Industry vs. Broader Market
The Zacks Household Appliances industry has underperformed the broader Consumer Discretionary sector and the S&P 500 index over the past year.
Stocks in this industry have collectively declined 13% against the S&P 500 composite’s growth of 5.6% over a year’s time. Meanwhile, the Zacks Consumer Discretionary sector has seen a decline of 8.2%.
One-Year Price Performance
Household Appliances Industry’s Valuation
On the basis of forward 12-month price-to-earnings (P/E) ratio, a commonly used multiple for valuing Consumer Discretionary stocks, the industry is currently trading at 10.42X compared with the S&P 500’s 22.36X. Further, the sector’s forward-12-month P/E ratio stands at 33.27X.
Over the last five years, the industry has traded as high as 11.87X, as low as 6.37X and at the median of 9.73X as the chart below shows.
Price-to-Earnings Ratio (Past 5 Years)
The coronavirus outbreak has done more damage than good to world markets. However, the virus spread has made air purifiers more popular, given their ability to remove harmful pathogens from the air. The spike in demand for air purifiers is likely to aid the home appliances market in the near term. However, higher cost of investments in technological advancements and product development has been a constant source of increased costs for the industry players. Additionally, the industry is struggling as the virus spread has impacted global trade with supply chain disruptions for raw materials and other products.
None of the stocks in the Zacks Household Appliances universe currently sports a Zacks Rank #1 (Strong Buy) or 2 (Buy). But we highlight three stocks with a Zacks Rank #3 (Hold) from the same industry. You can see the complete list of today’s Zacks #1 Rank stocks here.

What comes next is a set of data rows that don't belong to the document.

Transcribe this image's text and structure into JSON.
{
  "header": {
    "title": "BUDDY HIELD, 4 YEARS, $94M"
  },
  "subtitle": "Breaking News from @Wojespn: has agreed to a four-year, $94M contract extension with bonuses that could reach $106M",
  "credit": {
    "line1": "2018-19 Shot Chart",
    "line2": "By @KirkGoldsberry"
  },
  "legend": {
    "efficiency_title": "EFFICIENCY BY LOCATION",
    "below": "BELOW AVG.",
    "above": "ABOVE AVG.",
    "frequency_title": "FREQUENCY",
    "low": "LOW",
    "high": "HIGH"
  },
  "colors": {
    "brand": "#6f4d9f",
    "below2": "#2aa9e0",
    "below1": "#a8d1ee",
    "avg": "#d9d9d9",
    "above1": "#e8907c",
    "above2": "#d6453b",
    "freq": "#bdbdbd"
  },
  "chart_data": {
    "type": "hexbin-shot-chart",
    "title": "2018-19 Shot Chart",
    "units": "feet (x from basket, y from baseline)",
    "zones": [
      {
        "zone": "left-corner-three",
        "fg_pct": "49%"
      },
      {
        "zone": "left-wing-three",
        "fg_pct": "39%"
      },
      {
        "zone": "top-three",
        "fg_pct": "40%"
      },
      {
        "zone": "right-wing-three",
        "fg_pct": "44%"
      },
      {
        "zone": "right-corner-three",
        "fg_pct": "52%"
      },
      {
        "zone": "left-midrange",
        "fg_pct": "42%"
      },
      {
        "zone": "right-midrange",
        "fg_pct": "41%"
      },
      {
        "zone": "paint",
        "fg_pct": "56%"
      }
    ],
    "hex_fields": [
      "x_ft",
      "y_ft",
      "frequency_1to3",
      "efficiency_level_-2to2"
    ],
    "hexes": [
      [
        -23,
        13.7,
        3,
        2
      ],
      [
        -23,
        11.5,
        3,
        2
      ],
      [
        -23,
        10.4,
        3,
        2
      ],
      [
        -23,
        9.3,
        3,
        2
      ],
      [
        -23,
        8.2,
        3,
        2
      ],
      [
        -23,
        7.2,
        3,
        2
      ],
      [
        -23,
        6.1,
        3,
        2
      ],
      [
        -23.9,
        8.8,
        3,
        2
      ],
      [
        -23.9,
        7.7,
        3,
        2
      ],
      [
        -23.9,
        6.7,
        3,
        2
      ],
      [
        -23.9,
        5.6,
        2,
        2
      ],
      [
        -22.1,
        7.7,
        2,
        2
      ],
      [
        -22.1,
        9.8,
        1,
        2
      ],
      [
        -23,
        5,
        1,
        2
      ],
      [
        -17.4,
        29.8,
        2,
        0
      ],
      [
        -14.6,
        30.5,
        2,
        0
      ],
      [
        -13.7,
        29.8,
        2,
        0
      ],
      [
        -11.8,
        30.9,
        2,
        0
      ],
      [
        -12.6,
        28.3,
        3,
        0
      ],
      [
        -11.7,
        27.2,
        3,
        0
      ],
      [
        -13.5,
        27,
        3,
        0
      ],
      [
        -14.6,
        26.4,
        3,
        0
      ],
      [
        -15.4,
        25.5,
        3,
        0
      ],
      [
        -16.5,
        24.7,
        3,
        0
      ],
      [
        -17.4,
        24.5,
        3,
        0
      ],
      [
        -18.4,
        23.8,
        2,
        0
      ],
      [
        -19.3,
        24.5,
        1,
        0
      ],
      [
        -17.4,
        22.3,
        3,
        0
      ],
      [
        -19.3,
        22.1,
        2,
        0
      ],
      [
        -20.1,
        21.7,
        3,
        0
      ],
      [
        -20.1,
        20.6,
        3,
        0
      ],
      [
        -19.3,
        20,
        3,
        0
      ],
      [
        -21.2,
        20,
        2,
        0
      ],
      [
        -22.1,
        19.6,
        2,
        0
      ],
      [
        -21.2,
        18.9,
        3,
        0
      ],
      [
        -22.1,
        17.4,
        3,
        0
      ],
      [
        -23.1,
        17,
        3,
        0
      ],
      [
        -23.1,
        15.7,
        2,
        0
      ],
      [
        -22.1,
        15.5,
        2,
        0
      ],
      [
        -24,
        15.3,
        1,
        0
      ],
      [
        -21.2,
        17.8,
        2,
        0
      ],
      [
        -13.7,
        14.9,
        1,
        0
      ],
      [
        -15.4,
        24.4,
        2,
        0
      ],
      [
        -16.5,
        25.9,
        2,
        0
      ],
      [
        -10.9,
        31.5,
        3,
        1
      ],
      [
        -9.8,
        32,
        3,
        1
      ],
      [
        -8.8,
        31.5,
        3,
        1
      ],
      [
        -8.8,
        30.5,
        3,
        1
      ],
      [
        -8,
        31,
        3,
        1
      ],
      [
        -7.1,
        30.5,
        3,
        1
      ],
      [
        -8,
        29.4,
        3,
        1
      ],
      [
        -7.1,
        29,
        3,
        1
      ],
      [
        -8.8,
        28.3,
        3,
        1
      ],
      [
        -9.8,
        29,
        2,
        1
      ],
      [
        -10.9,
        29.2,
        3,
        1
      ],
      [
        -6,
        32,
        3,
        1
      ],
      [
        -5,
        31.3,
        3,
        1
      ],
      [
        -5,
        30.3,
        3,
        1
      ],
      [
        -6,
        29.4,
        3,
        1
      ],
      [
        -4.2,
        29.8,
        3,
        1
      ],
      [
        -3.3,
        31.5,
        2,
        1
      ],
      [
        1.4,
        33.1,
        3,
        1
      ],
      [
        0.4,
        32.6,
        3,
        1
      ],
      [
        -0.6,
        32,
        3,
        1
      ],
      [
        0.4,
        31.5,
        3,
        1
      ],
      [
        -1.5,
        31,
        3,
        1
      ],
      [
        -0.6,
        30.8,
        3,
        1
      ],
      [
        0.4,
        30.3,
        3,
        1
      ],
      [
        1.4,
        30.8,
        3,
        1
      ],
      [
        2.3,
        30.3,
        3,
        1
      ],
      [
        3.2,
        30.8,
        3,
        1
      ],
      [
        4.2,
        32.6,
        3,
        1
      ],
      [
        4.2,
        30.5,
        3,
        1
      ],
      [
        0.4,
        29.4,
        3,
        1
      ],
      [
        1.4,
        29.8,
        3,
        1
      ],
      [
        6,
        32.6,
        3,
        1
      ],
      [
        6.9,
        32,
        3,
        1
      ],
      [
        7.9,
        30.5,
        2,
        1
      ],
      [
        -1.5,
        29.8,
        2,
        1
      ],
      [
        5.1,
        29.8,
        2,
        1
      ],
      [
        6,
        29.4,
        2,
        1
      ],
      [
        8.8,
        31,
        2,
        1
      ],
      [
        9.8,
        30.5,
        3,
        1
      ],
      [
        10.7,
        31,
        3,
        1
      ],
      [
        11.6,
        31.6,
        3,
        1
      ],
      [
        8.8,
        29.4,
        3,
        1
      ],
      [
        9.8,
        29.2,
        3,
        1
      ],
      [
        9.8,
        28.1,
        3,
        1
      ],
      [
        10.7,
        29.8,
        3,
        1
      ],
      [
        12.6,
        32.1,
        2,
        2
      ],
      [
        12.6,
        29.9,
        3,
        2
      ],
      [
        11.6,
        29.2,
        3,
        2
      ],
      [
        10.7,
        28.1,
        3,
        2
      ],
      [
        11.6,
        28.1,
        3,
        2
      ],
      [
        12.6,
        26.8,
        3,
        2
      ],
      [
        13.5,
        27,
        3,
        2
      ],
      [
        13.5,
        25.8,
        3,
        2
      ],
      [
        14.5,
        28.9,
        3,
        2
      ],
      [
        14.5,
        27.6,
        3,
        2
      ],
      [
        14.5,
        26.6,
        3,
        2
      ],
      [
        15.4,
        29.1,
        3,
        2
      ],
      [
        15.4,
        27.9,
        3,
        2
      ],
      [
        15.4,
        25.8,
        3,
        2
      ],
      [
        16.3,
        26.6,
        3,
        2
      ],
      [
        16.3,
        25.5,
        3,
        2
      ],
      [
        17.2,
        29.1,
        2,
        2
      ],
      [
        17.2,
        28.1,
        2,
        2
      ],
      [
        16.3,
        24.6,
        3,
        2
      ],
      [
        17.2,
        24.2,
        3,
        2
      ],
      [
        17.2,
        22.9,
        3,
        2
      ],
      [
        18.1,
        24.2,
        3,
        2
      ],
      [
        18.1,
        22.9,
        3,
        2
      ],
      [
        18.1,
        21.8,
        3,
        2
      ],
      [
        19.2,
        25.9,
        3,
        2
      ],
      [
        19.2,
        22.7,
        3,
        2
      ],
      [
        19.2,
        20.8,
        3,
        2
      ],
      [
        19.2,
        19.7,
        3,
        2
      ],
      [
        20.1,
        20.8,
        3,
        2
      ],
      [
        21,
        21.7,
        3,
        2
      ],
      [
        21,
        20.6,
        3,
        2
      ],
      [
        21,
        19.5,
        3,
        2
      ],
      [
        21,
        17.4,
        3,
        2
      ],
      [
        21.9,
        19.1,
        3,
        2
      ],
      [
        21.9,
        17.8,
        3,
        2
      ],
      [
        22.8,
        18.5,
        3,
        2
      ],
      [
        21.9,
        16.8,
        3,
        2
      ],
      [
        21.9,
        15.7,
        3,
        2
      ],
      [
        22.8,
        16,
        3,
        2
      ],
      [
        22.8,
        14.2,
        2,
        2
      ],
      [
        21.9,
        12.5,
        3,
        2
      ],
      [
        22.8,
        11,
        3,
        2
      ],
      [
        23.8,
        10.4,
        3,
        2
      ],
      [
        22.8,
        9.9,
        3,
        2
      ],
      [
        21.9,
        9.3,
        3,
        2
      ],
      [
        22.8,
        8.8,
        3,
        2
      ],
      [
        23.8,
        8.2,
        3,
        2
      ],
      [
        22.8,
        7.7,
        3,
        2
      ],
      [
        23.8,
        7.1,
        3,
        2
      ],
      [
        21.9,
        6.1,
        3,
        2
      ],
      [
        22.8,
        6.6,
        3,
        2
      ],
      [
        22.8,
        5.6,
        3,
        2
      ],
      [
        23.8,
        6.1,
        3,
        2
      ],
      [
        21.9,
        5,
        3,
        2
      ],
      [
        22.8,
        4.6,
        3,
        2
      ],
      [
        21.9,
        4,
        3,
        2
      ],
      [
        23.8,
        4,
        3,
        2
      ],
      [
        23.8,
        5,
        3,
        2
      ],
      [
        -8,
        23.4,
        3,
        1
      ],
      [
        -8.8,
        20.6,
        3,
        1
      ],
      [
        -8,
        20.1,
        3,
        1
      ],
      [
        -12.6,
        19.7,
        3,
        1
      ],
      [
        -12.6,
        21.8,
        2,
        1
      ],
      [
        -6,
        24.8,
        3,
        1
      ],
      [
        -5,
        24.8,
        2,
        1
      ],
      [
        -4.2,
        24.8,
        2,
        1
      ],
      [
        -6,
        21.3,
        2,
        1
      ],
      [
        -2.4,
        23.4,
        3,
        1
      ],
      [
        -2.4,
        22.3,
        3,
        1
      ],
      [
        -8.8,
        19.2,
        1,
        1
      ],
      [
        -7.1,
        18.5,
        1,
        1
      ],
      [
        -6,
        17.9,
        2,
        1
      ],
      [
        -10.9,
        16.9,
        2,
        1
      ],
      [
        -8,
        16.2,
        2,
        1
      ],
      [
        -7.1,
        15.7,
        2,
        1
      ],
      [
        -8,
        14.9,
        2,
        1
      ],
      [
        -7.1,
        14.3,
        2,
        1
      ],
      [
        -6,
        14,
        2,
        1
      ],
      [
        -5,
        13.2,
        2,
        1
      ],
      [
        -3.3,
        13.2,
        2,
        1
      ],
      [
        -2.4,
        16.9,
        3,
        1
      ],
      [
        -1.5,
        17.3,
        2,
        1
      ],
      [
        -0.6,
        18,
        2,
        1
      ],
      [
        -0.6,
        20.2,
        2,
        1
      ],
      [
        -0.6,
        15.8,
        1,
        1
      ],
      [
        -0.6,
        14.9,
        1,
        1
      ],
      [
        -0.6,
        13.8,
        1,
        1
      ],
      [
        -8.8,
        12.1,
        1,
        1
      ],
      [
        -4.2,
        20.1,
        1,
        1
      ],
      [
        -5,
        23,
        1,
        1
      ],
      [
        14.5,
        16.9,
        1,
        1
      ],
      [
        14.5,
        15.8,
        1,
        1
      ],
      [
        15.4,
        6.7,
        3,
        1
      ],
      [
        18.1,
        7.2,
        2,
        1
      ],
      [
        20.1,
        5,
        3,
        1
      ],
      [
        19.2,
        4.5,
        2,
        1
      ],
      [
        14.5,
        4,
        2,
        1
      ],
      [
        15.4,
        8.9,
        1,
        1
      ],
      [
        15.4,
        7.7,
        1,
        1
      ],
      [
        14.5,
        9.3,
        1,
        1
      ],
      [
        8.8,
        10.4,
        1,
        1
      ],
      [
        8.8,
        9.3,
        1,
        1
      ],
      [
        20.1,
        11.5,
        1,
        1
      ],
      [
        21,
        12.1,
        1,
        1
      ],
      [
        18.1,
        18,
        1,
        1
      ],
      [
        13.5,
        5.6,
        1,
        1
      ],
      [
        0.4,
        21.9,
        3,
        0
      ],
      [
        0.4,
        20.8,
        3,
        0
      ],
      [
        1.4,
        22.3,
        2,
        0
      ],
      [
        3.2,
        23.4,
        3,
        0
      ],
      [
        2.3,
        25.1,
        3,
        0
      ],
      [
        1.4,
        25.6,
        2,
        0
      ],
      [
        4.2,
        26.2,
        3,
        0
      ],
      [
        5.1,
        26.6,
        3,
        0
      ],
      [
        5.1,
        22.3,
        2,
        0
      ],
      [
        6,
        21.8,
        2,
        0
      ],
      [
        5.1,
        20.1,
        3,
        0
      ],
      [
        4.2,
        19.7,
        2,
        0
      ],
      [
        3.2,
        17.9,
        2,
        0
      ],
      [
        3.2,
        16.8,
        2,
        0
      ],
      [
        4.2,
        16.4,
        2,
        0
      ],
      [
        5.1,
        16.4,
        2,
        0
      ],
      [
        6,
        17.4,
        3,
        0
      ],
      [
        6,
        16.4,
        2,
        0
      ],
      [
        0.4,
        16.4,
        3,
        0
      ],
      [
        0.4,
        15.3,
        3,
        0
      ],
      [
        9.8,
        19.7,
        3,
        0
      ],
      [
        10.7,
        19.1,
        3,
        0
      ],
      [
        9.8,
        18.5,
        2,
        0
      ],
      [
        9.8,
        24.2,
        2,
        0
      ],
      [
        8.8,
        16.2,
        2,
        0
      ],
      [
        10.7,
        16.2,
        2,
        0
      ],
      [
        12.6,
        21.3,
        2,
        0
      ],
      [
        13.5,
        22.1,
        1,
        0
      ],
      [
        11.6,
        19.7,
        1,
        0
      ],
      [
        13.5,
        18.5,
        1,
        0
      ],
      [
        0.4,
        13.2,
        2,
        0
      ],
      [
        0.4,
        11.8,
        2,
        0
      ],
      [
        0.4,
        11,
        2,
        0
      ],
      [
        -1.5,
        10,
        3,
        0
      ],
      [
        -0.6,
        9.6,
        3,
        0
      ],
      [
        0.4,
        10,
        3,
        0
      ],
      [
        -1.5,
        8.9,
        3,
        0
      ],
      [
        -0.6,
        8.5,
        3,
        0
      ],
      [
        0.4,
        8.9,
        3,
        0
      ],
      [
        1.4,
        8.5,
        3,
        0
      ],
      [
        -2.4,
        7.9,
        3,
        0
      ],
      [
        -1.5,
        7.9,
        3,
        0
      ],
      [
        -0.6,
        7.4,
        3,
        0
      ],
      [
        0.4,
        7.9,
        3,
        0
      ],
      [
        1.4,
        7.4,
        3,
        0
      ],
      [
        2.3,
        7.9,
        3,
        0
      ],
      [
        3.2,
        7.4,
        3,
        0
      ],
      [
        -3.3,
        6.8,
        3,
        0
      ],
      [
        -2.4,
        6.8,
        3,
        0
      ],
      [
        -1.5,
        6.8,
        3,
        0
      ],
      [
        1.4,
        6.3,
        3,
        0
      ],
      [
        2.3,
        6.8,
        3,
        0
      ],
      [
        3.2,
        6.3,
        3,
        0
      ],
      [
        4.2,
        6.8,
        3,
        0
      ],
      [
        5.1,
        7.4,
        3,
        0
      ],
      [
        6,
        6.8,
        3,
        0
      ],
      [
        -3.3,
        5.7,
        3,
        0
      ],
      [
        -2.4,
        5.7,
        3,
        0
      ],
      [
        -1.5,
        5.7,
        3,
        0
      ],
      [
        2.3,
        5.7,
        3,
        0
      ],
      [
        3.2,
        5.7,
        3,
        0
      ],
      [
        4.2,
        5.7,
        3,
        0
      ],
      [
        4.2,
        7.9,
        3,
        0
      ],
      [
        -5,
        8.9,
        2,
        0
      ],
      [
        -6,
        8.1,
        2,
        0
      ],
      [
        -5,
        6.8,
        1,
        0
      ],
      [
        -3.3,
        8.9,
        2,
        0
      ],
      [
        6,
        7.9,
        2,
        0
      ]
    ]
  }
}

Hamilton Beach Brands Holding Company (HBB - Free Report) : This Glen Allen, VA-based marketer and distributor of small electric household and specialty housewares appliances, has gained 8.8% in the past three months. Further, the Zacks Consensus Estimate for its 2020 earnings per share has remained unchanged in the past 30 days. It currently carries a Zacks Rank #3.
Price and Consensus: HBB
Haier Electronics Group Co. (HRELY - Free Report) : This Hong Kong-based investment holding company engages in the R&D, production and sale of washing machines and water heaters under the brand name of Haier, Casarte and Leader. The company has operations in Mainland China and internationally. The company has gained 7.2% in the past year. The Zacks Consensus Estimate for this Zacks Rank #3 company’s current-year earnings has been steady in the past 30 days.
Price and Consensus: HRELY
Electrolux AB (ELUXY - Free Report) : The consensus estimate for current-year earnings of this Stockholm-based company that manufactures and sells household appliances has been stable in the past seven days. This Zacks Rank #3 company has advanced 27.4% in the past three months.